Siguieron muchas otras películas pobladas de fantasías, como Otra mujer, en la que una escritora oye a través de un orificio de su despacho a la paciente de un psicoanalista. El deseo de escuchar, la transgresión, las palabras del otro que invaden con sus deseos la propia mente: todo ello girando en torno a la maternidad frustrada, la creación literaria y el paso del tiempo. Una y otra vez Woody Allen era capaz de penetrar en mi intimidad de una forma secreta y asombrosa.

En una ocasión, siendo aún bastante joven, vi una entrevista suya en la que afirmaba con ironía que él era un fracaso del psicoanálisis. Y pensé entonces que tenía que ir a un psicoanalista, porque era precisamente ese tipo de fracaso lo que yo necesitaba. No curarme, ni entenderme mejor, ni estar más tranquila, sino fracasar de aquella manera indescriptible en que fracasaba una y otra vez Woody Allen, volviendo siempre a los mismos lugares y siendo capaz de iluminarlos cada vez de un modo distinto.

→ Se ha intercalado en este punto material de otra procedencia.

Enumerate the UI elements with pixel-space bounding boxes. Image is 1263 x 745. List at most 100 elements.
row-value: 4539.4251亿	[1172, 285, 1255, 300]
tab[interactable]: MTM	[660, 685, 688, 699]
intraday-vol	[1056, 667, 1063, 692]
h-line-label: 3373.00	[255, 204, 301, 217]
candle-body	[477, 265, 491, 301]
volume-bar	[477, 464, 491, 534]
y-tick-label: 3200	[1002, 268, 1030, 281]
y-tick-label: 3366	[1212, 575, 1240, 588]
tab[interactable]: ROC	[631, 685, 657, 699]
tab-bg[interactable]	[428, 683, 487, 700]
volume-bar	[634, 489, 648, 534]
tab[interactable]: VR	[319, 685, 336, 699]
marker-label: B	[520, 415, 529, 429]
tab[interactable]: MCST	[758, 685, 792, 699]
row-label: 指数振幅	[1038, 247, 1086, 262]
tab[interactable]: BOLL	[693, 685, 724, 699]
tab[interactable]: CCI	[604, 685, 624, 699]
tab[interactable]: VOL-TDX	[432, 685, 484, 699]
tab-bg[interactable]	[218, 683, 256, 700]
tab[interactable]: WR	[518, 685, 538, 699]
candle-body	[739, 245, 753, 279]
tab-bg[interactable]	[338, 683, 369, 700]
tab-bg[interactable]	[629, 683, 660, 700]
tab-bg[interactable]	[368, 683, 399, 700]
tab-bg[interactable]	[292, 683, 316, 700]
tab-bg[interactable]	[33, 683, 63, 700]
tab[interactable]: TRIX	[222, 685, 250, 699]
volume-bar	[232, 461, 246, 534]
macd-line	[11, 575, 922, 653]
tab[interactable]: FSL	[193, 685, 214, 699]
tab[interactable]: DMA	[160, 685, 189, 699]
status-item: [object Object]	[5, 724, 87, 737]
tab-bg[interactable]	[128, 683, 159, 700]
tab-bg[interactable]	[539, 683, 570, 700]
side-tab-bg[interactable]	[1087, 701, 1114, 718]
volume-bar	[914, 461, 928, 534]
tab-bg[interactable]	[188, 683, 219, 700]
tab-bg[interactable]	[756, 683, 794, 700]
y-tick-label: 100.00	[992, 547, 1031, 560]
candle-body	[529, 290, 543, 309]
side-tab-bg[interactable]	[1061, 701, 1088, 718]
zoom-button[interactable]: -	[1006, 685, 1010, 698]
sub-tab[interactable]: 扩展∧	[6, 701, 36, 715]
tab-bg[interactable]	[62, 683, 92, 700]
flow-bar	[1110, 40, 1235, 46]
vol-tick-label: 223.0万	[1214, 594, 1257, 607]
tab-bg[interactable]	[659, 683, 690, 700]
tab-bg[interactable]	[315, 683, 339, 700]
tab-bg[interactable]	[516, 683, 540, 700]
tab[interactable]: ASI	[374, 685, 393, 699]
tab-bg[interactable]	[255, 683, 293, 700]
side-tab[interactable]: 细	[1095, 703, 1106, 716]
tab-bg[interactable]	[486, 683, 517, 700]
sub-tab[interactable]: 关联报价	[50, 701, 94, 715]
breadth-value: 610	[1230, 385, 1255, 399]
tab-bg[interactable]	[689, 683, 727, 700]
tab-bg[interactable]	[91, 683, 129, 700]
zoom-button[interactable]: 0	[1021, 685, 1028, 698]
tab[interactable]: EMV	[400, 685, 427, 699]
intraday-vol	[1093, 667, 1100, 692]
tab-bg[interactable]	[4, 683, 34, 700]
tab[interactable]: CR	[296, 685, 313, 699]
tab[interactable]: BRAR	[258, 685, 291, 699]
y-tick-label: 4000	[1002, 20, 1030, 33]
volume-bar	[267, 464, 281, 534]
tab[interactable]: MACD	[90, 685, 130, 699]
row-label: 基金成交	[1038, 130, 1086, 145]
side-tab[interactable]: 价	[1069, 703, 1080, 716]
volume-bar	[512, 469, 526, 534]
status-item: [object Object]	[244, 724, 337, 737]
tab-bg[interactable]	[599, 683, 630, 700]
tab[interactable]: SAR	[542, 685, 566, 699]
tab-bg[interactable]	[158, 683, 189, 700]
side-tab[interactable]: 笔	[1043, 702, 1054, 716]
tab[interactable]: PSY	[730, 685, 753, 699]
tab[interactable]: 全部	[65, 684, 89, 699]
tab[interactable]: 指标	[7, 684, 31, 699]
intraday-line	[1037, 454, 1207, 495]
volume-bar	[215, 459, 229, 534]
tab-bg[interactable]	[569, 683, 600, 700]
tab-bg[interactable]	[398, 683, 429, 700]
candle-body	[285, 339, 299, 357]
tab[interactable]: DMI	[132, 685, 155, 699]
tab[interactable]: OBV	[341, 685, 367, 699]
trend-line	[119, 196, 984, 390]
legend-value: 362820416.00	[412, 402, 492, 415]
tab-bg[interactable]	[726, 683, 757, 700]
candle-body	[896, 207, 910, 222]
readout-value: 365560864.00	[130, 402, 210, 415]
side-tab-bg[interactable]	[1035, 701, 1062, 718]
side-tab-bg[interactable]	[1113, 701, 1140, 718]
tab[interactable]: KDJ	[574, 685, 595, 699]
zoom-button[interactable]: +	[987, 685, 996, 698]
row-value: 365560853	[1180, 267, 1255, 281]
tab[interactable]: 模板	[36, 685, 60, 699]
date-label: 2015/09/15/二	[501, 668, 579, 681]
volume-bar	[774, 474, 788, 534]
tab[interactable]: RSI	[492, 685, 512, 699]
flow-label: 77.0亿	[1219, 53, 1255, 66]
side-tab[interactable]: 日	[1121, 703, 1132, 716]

En un mundo en que se valora el éxito por encima de todo, entendí el poder seductor del fracaso, la necesidad de vivir en la pérdida. Encontré un sentido de la dignidad en mis experiencias más estériles, más duras. Aprendí que es posible aunar el humor con la melancolía: que, de hecho, el humor es a menudo una forma de melancolía. Todo esto, a lo que seguramente se puede llegar de mil maneras, yo se lo tengo que agradecer a Woody Allen. Por ello, desde mi presente de mujer feminista, profesional, madre de dos niños pequeños, hago una petición, casi una súplica, creo que tan humilde como necesaria: por favor, quiero ver la última película de Woody Allen. Espero que ustedes lo entiendan.

Elisa Martín Ortega es profesora de Literatura en la Universidad Autónoma de Madrid y escritora.